I think this is the crux of the matter, or at least, this is where I can't follow your logic anymore.
My problem is this:
In what sense can one be said to be able to change ones mind if one won't change it under any thinkable circumstance whatsoever? What does that even mean? How would one go about testing such a thing, even with the cooperation of the omniscient being in question?
The problem is that an omniscient being cannot be understood by us sufficiently, to deal with the issue of freewill. If you examine a sequence of choices in any detail you come up against potentially infinite regression. This may be manageable if we're dealing with numbers or atoms. But when we are dealing with a
being and what this being
knows it becomes impossible in any relevant way.
I am only required to remind one of the implications of infinity when applied to knowing, to illustrate this.
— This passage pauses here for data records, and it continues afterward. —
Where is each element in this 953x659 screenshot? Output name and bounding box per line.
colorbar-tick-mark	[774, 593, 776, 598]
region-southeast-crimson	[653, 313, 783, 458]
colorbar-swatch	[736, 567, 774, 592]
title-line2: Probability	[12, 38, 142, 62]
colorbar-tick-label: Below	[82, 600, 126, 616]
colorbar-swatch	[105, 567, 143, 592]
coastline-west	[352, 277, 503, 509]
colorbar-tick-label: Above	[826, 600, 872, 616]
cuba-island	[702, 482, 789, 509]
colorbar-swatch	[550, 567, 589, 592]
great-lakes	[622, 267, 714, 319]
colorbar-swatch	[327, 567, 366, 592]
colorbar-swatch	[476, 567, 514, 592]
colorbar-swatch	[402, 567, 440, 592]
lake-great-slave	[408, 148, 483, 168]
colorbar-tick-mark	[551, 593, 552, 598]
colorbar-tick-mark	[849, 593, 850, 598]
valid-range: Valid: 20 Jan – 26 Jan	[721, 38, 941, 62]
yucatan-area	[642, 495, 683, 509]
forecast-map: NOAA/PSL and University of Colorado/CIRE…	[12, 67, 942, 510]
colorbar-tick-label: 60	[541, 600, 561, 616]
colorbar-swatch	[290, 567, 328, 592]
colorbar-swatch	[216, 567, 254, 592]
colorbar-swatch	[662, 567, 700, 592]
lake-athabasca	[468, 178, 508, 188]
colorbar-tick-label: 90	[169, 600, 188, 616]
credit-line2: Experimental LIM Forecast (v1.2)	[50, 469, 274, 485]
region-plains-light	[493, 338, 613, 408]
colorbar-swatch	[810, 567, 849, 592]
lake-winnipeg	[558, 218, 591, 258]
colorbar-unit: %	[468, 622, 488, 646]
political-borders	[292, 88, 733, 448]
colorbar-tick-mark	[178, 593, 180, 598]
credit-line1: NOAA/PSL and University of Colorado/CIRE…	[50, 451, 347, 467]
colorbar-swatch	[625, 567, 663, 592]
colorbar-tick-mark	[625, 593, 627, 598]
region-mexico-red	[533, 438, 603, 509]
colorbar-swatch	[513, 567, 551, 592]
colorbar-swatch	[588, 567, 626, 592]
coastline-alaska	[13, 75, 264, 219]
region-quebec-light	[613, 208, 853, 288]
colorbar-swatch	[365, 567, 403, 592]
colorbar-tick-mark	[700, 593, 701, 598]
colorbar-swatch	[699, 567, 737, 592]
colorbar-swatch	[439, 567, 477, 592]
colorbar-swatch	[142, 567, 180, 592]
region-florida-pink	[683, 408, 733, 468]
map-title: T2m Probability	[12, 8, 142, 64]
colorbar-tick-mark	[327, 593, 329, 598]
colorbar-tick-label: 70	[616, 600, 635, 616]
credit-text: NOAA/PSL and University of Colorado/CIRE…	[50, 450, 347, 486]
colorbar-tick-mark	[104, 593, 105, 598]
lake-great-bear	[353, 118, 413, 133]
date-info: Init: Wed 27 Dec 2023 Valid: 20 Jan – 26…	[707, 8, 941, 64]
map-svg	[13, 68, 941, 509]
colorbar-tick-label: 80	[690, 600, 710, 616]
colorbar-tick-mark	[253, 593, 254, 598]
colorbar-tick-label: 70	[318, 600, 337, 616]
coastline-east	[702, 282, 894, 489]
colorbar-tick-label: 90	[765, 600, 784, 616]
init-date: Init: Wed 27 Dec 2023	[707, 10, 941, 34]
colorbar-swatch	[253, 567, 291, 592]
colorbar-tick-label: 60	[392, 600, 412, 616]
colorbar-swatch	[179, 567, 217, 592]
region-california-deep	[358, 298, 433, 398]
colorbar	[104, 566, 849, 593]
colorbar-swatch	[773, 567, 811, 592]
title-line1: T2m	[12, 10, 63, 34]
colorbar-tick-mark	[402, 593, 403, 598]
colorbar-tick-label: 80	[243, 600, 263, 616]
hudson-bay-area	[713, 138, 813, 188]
Say I was deciding what to cook for dinner in a hypermarket. The omniscient being would
know/be aware of an infinite variation in possible outcomes in the hypermarket. Indeed with such insight as one would expect from such a being, the being would know how the combination of every atom in an infinitely large universe would affect the movement and interaction of every atom down to the Planck scale (and infinitely beyond it). In fact it would be aware of many infinitely short segments of time between the change of state between two atoms in the hypermarket and its implications.
When the choice was made about what the dinner would consist of, there would potentially be infinite variation in influencing factors for the precise chemical change which swung the issue to become lost in. Such complexity would be a breeze for this being to know. In fact it would know infinitely more details than that.
The distinction between a free choice and a pre-determined choice would become lost in the detail and the difference in cosmic impact between the few choices I was actually realistically likely to chose from might be so slight that there may be space for a genuinely
free choice to be made.
Not to mention the large number of
choices I was involved in between the entrance of the hypermarket and the point where the menu for the evening were known to myself.
And during all this I knew I was either going to have omelette or curry. I just hadn't made up my mind yet.